こうした追い風を受けて、生産量を急激に増やしているのが北海道だ。2023年産の作付面積は100ヘクタールとなり、この10年間で7.1倍、収穫量も1870トンで同じく6.7倍に急増した。温暖化による気温上昇で道内でも栽培可能になったことから、行政もサツマイモを新たな戦略作物となる「新顔作物」として選定するなど、生産拡大に力を入れる。

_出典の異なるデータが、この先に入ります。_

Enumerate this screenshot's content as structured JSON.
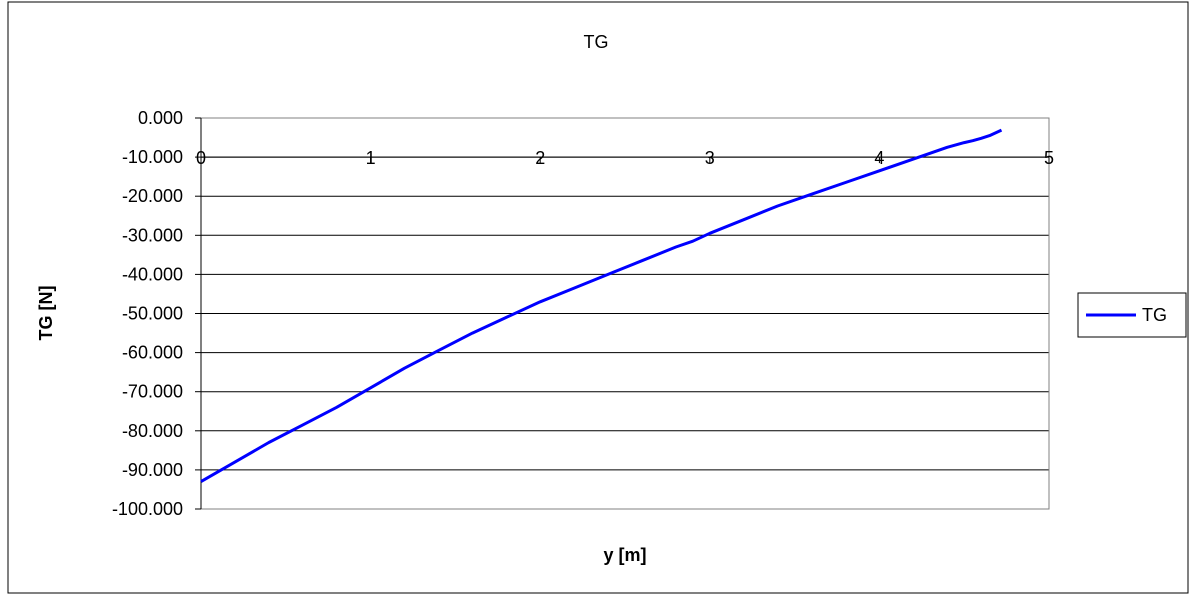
{
  "chart_data": {
    "type": "line",
    "title": "TG",
    "xlabel": "y [m]",
    "ylabel": "TG [N]",
    "xlim": [
      0,
      5
    ],
    "ylim": [
      -100,
      0
    ],
    "x_ticks": [
      "0",
      "1",
      "2",
      "3",
      "4",
      "5"
    ],
    "y_ticks": [
      "0.000",
      "-10.000",
      "-20.000",
      "-30.000",
      "-40.000",
      "-50.000",
      "-60.000",
      "-70.000",
      "-80.000",
      "-90.000",
      "-100.000"
    ],
    "x_axis_crosses_at": -10,
    "grid": "horizontal major gridlines",
    "legend_position": "right",
    "series": [
      {
        "name": "TG",
        "color": "#0000ff",
        "x": [
          0,
          0.2,
          0.4,
          0.6,
          0.8,
          1.0,
          1.2,
          1.4,
          1.6,
          1.8,
          2.0,
          2.2,
          2.4,
          2.6,
          2.8,
          2.9,
          3.0,
          3.2,
          3.4,
          3.6,
          3.8,
          4.0,
          4.2,
          4.3,
          4.4,
          4.5,
          4.55,
          4.6,
          4.65,
          4.72
        ],
        "y": [
          -93,
          -88,
          -83,
          -78.5,
          -74,
          -69,
          -64,
          -59.5,
          -55,
          -51,
          -47,
          -43.5,
          -40,
          -36.5,
          -33,
          -31.5,
          -29.5,
          -26,
          -22.5,
          -19.5,
          -16.5,
          -13.5,
          -10.5,
          -9,
          -7.5,
          -6.3,
          -5.8,
          -5.2,
          -4.5,
          -3.1
        ]
      }
    ]
  }
}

日本産のサツマイモは、海外からも注目を集める。財務省の貿易統計を基に農水省がまとめた資料によると、23年の輸出額は29億円となり、10年前の9.4倍に拡大。野菜の中ではイチゴ、ナガイモに次いで3位につけるなど、勢いを増している。主な輸出先は香港、タイ、シンガポール。このトップ3が輸出額の9割近くを占め、中でもタイへの輸出が著しく伸びていることから、国内産地はアジア市場を中心に、輸出増加が見込める有望品目として注目している。

サツマイモの輸出実績

加工も多様化、看板商品として定着

国内外で根強い人気が続く中、焼き芋は安定した支持を集める。東京、神奈川、千葉、埼玉の1都3県で食品スーパーを展開するサミットは、季節に応じて「安納いも」と、「べにはるか」または「シルクスイート」、「なると金時」または「五郎島金時」から1~3品種を採用し、販売しているという。店舗ごとに焼きあがり時間を告知する「焼きたてPOP」をなどの心配りも光る。「焼き芋を目当てに来店する買い物客も多く、SNSの投稿でも評判が良い」(同社広報部)。

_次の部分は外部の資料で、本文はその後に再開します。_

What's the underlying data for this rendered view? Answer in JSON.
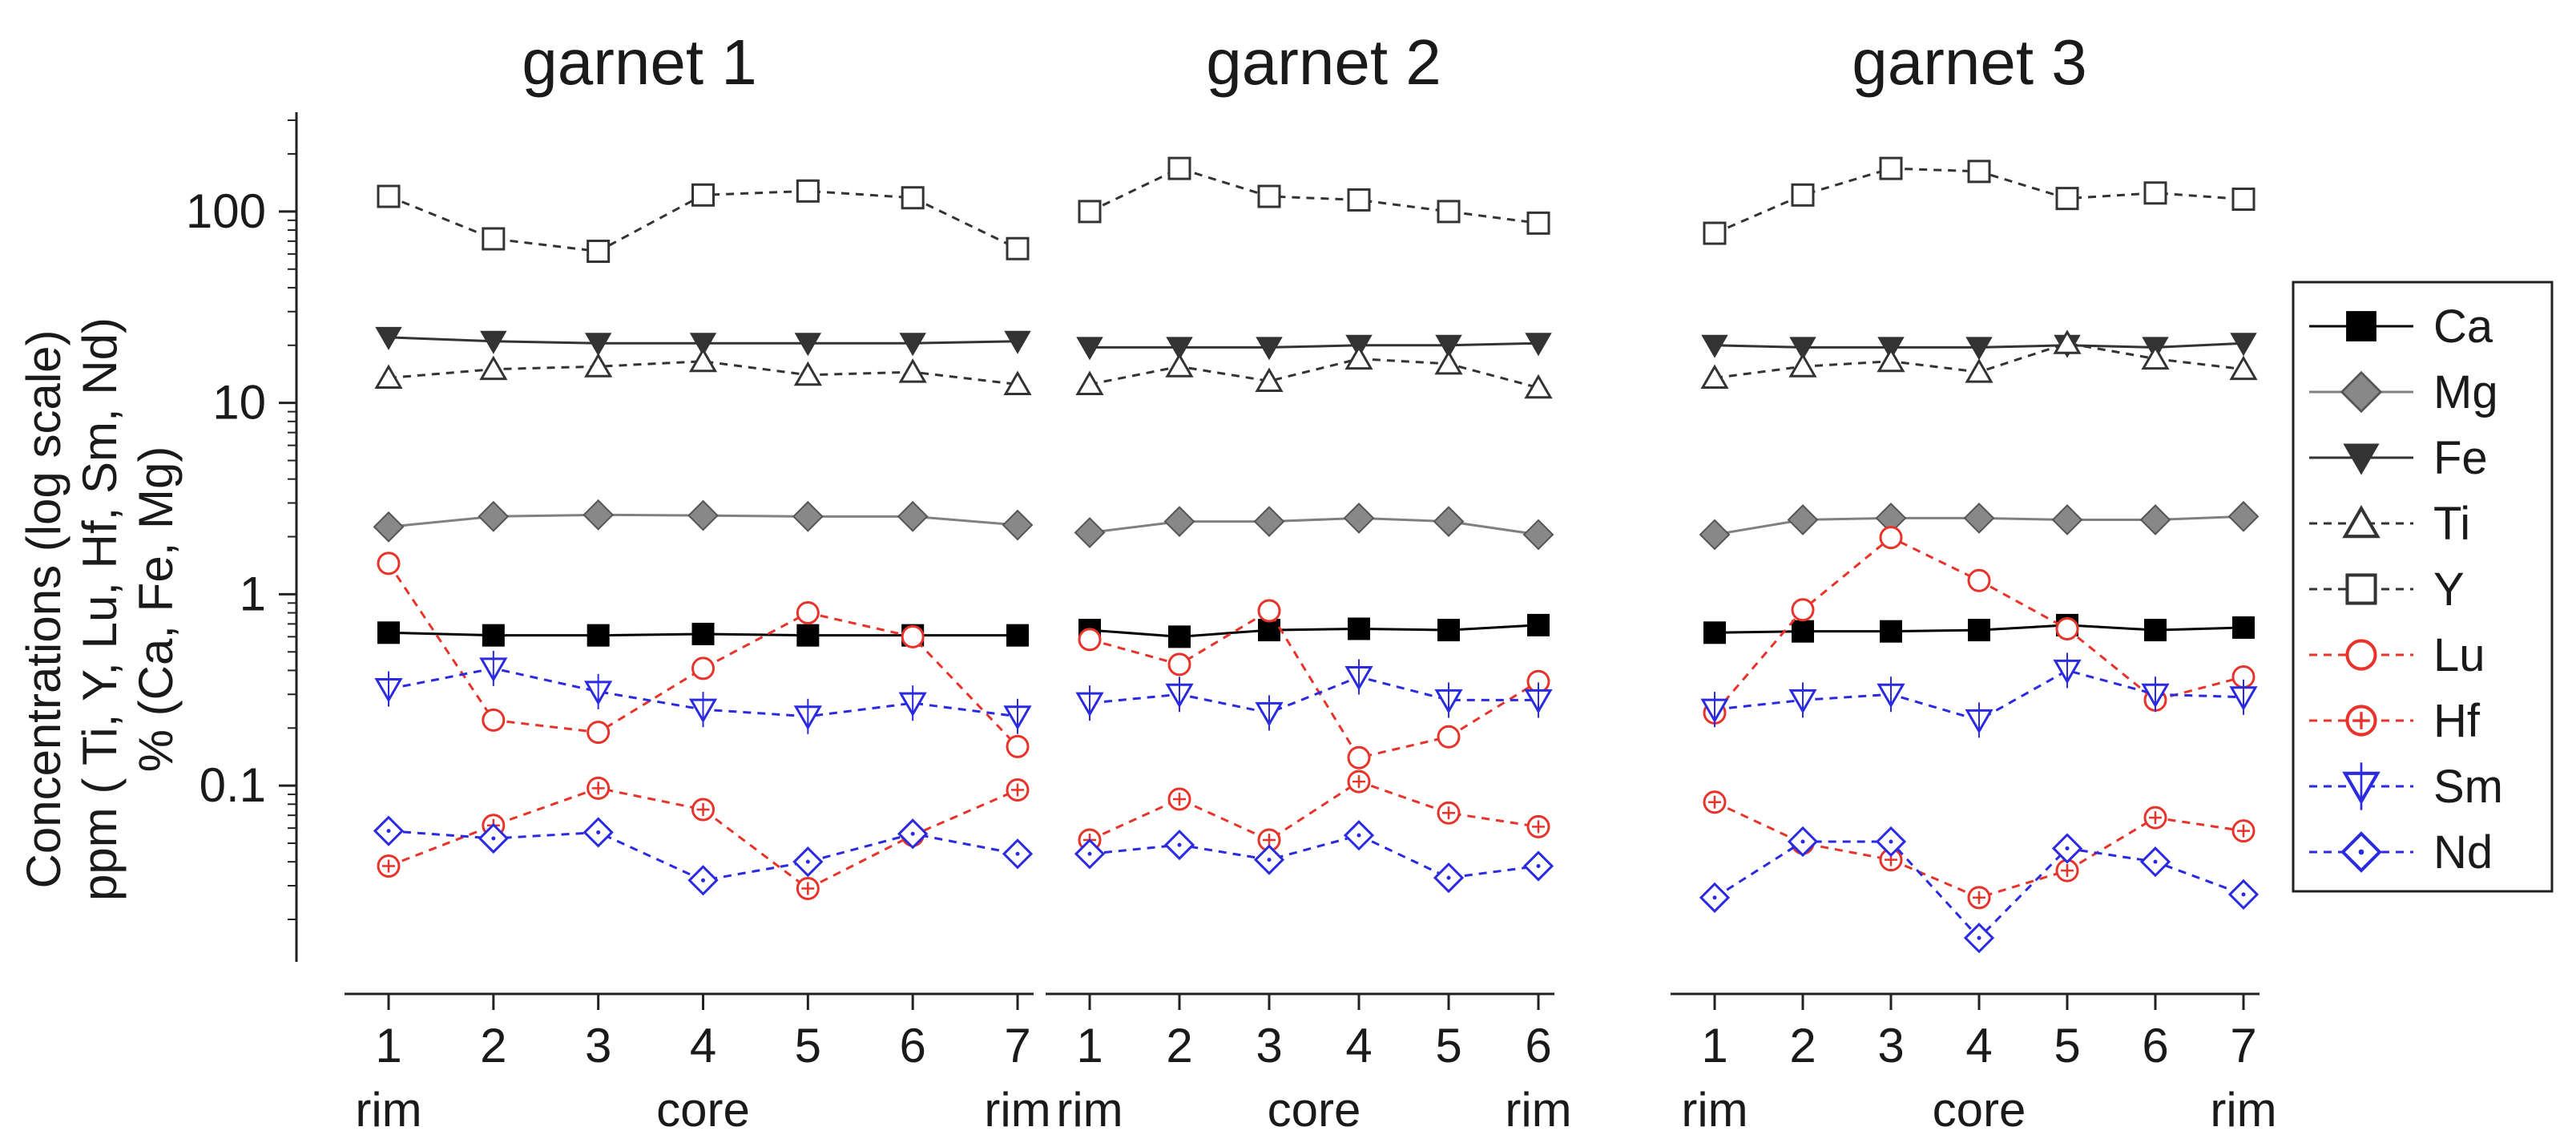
{
  "chart_data": {
    "type": "line",
    "yscale": "log",
    "ylim": [
      0.012,
      300
    ],
    "yticks": [
      {
        "value": 100,
        "label": "100"
      },
      {
        "value": 10,
        "label": "10"
      },
      {
        "value": 1,
        "label": "1"
      },
      {
        "value": 0.1,
        "label": "0.1"
      }
    ],
    "ylabel_lines": [
      "Concentrations (log scale)",
      "ppm ( Ti, Y, Lu, Hf, Sm, Nd)",
      "% (Ca, Fe, Mg)"
    ],
    "legend": [
      "Ca",
      "Mg",
      "Fe",
      "Ti",
      "Y",
      "Lu",
      "Hf",
      "Sm",
      "Nd"
    ],
    "series_styles": {
      "Ca": {
        "color": "#000000",
        "marker": "square-filled",
        "line": "solid"
      },
      "Mg": {
        "color": "#808080",
        "marker": "diamond-filled",
        "line": "solid"
      },
      "Fe": {
        "color": "#333333",
        "marker": "triangle-down-filled",
        "line": "solid"
      },
      "Ti": {
        "color": "#333333",
        "marker": "triangle-up-open",
        "line": "dashed"
      },
      "Y": {
        "color": "#333333",
        "marker": "square-open",
        "line": "dashed"
      },
      "Lu": {
        "color": "#e8332a",
        "marker": "circle-open",
        "line": "dashed"
      },
      "Hf": {
        "color": "#e8332a",
        "marker": "circle-plus",
        "line": "dashed"
      },
      "Sm": {
        "color": "#2a2ae0",
        "marker": "triangle-down-open",
        "line": "dashed"
      },
      "Nd": {
        "color": "#2a2ae0",
        "marker": "diamond-open",
        "line": "dashed"
      }
    },
    "panels": [
      {
        "title": "garnet 1",
        "x": [
          "1",
          "2",
          "3",
          "4",
          "5",
          "6",
          "7"
        ],
        "position_labels": [
          "rim",
          "core",
          "rim"
        ],
        "series": [
          {
            "name": "Ca",
            "values": [
              0.63,
              0.61,
              0.61,
              0.62,
              0.61,
              0.61,
              0.61
            ]
          },
          {
            "name": "Mg",
            "values": [
              2.25,
              2.55,
              2.6,
              2.58,
              2.55,
              2.55,
              2.3
            ]
          },
          {
            "name": "Fe",
            "values": [
              22,
              21,
              20.5,
              20.5,
              20.5,
              20.5,
              21
            ]
          },
          {
            "name": "Ti",
            "values": [
              13.5,
              15,
              15.5,
              16.5,
              14,
              14.5,
              12.5
            ]
          },
          {
            "name": "Y",
            "values": [
              120,
              72,
              62,
              122,
              128,
              118,
              64
            ]
          },
          {
            "name": "Lu",
            "values": [
              1.45,
              0.22,
              0.19,
              0.41,
              0.8,
              0.6,
              0.16
            ]
          },
          {
            "name": "Hf",
            "values": [
              0.038,
              0.062,
              0.097,
              0.075,
              0.029,
              0.055,
              0.095
            ]
          },
          {
            "name": "Sm",
            "values": [
              0.32,
              0.41,
              0.31,
              0.25,
              0.23,
              0.27,
              0.23
            ]
          },
          {
            "name": "Nd",
            "values": [
              0.058,
              0.053,
              0.057,
              0.032,
              0.04,
              0.056,
              0.044
            ]
          }
        ]
      },
      {
        "title": "garnet 2",
        "x": [
          "1",
          "2",
          "3",
          "4",
          "5",
          "6"
        ],
        "position_labels": [
          "rim",
          "core",
          "rim"
        ],
        "series": [
          {
            "name": "Ca",
            "values": [
              0.65,
              0.6,
              0.65,
              0.66,
              0.65,
              0.69
            ]
          },
          {
            "name": "Mg",
            "values": [
              2.1,
              2.4,
              2.4,
              2.5,
              2.4,
              2.05
            ]
          },
          {
            "name": "Fe",
            "values": [
              19.5,
              19.5,
              19.5,
              20,
              20,
              20.5
            ]
          },
          {
            "name": "Ti",
            "values": [
              12.5,
              15.5,
              13,
              17,
              16,
              12
            ]
          },
          {
            "name": "Y",
            "values": [
              100,
              168,
              120,
              115,
              100,
              87
            ]
          },
          {
            "name": "Lu",
            "values": [
              0.58,
              0.43,
              0.82,
              0.14,
              0.18,
              0.35
            ]
          },
          {
            "name": "Hf",
            "values": [
              0.052,
              0.085,
              0.052,
              0.105,
              0.072,
              0.061
            ]
          },
          {
            "name": "Sm",
            "values": [
              0.27,
              0.3,
              0.24,
              0.37,
              0.28,
              0.28
            ]
          },
          {
            "name": "Nd",
            "values": [
              0.044,
              0.049,
              0.041,
              0.055,
              0.033,
              0.038
            ]
          }
        ]
      },
      {
        "title": "garnet 3",
        "x": [
          "1",
          "2",
          "3",
          "4",
          "5",
          "6",
          "7"
        ],
        "position_labels": [
          "rim",
          "core",
          "rim"
        ],
        "series": [
          {
            "name": "Ca",
            "values": [
              0.63,
              0.64,
              0.64,
              0.65,
              0.69,
              0.65,
              0.67
            ]
          },
          {
            "name": "Mg",
            "values": [
              2.05,
              2.45,
              2.5,
              2.5,
              2.45,
              2.45,
              2.55
            ]
          },
          {
            "name": "Fe",
            "values": [
              20,
              19.5,
              19.5,
              19.5,
              20,
              19.5,
              20.5
            ]
          },
          {
            "name": "Ti",
            "values": [
              13.5,
              15.5,
              16.5,
              14.5,
              20.5,
              17,
              15
            ]
          },
          {
            "name": "Y",
            "values": [
              77,
              122,
              168,
              162,
              117,
              125,
              116
            ]
          },
          {
            "name": "Lu",
            "values": [
              0.24,
              0.83,
              1.98,
              1.18,
              0.66,
              0.28,
              0.37
            ]
          },
          {
            "name": "Hf",
            "values": [
              0.082,
              0.05,
              0.041,
              0.026,
              0.036,
              0.068,
              0.058
            ]
          },
          {
            "name": "Sm",
            "values": [
              0.25,
              0.28,
              0.3,
              0.22,
              0.4,
              0.3,
              0.29
            ]
          },
          {
            "name": "Nd",
            "values": [
              0.026,
              0.051,
              0.051,
              0.016,
              0.047,
              0.04,
              0.027
            ]
          }
        ]
      }
    ]
  }
}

売り場に構える焼き芋を販売するコーナー(サミット提供)
売り場に構える焼き芋を販売するコーナー(サミット提供)

焼きたてを売りにする一方で、真夏でも食べられる冷やした焼き芋も注目を集める。コンビニ大手のファミリーマートは、90日間以上熟成貯蔵した「べにはるか」を使った「ひんやり甘い冷やし焼き芋」を販売する。同社広報部によると「自然な優しい甘みや皮の香ばしさ、ほろ苦さをしっかり感じられ、サツマイモ本来の風味を楽しめておいしかった」との評価も寄せられているという。同社は9月、秋恒例のキャンペーンとして「ファミマのお芋掘り」を展開した。

菓子メーカーも商品を充実させる。井村屋は国産「べにはるか」を皮ごと炊き込んだ「片手で食べられる小さなようかんさつま芋」、松永製菓では鹿児島県産「安納いも」をベースにしたあんを挟んで焼き上げた「しるこサンドさつまいも」を販売するなど、多彩だ。

サツマイモを使った多彩な菓子(筆者撮影)
サツマイモを使った多彩な菓子(筆者撮影)

カフェでは、タリーズコーヒージャパンが日本生まれの素材の魅力を伝えるプロジェクトとして「ほっこりOIMOラテ」をはじめとする季節限定のドリンク3種類のほか、スイーツなどサツマイモを軸にした企画を8月下旬から9月下旬まで季節先取りで実施した。

新商品の開発・販売が続く状況を踏まえ、「さつまいもアンバサダー協会」代表理事の橋本亜友樹さんは「嗜好品としての位置づけにあるサツマイモは収穫時期の秋に限らず年間通じて楽しめるようになった。過熱状態は過ぎ、今後は定着していくのではないか」とみる。